世界最大のコングロマリットの技術者として働くオオヌキさん。その原点にあるのは学生時代、ロケットを一から手作りした体験だった。
原点の一つとなった学生時代の経験
2010年、アメリカ・南カリフォルニア大学の3年生だったある日のことだ。理系学生が集まるロケットクラブの一員だったビール・オオヌキ・ミホさんは、全米のロケット愛好家が集まるイベント会場にいた。
場所はネバダ州にあるブラックロック砂漠。夜には月明かりしかない会場で寝泊まりし、自分たちが一から設計したロケットを打ち上げるためだった。
筒状の巨大なアルミにカーボンファイバーを巻き付け、燃料も手でこねた。だが、企画から数えれば数年、長い時間をかけて組み上げた3mほどの思い入れ深いロケットも、打ち上げてしまえば一瞬である。
「10、9、8、7……」
カウントダウン終了とともに燃料に点火すると、ロケットはものすごい音と煙を出し、はるか7000mの上空まで飛んでいったのだった。

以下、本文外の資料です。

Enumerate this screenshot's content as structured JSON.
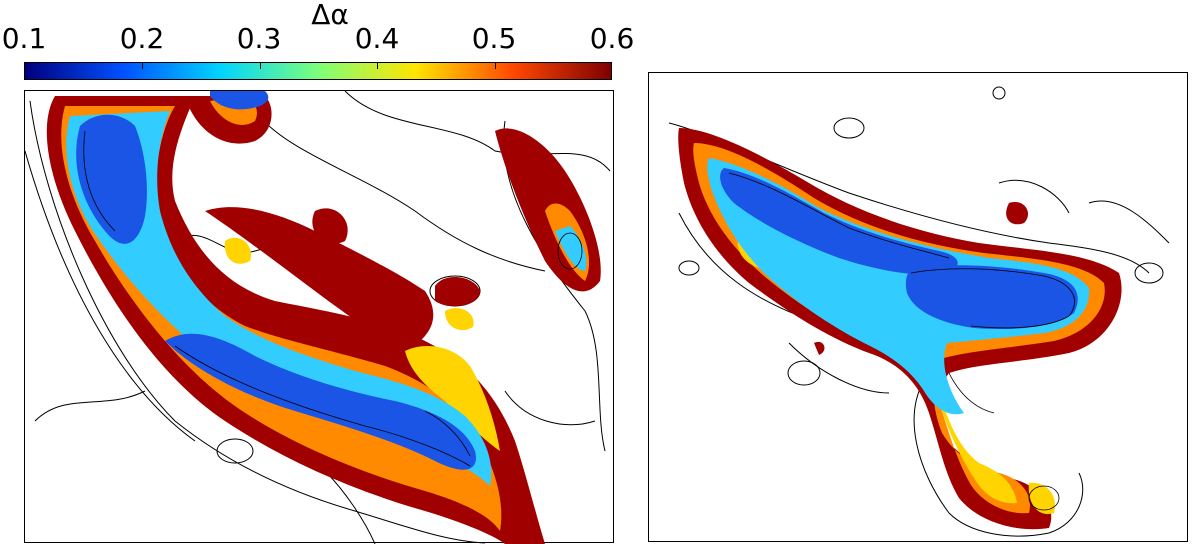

「あのロケットクラブでの日々は、私の原点の一つです」と彼女は言う。
「メンバーはみな優秀で、とにかくロケットが何よりも好き。結果的にはスペースXやブルーオリジンといった新しい航空宇宙企業に就職していきました。クラブでは機械やデザインの仕組みだけではなく、リーダーシップのあり方も学べたし、モノづくりのすべての過程を体験できたと思っています。学生時代のハイライトですね」
1988年に東京で生まれたオオヌキさんは、高校生のときにアメリカへ単身留学。飛行機が好きだった彼女はそのまま同国に残り、大学では航空工学を専攻した。そして就職先に選んだのが、このゼネラル・エレクトリック(GE)。米国本社への入社後にはノースキャロライナ州立大学で機械工学の修士号を取り、社内で幹部候補を育成するリーダーシップ研修にも選出された。将来に期待をかけられている女性エンジニアの一人なのだ。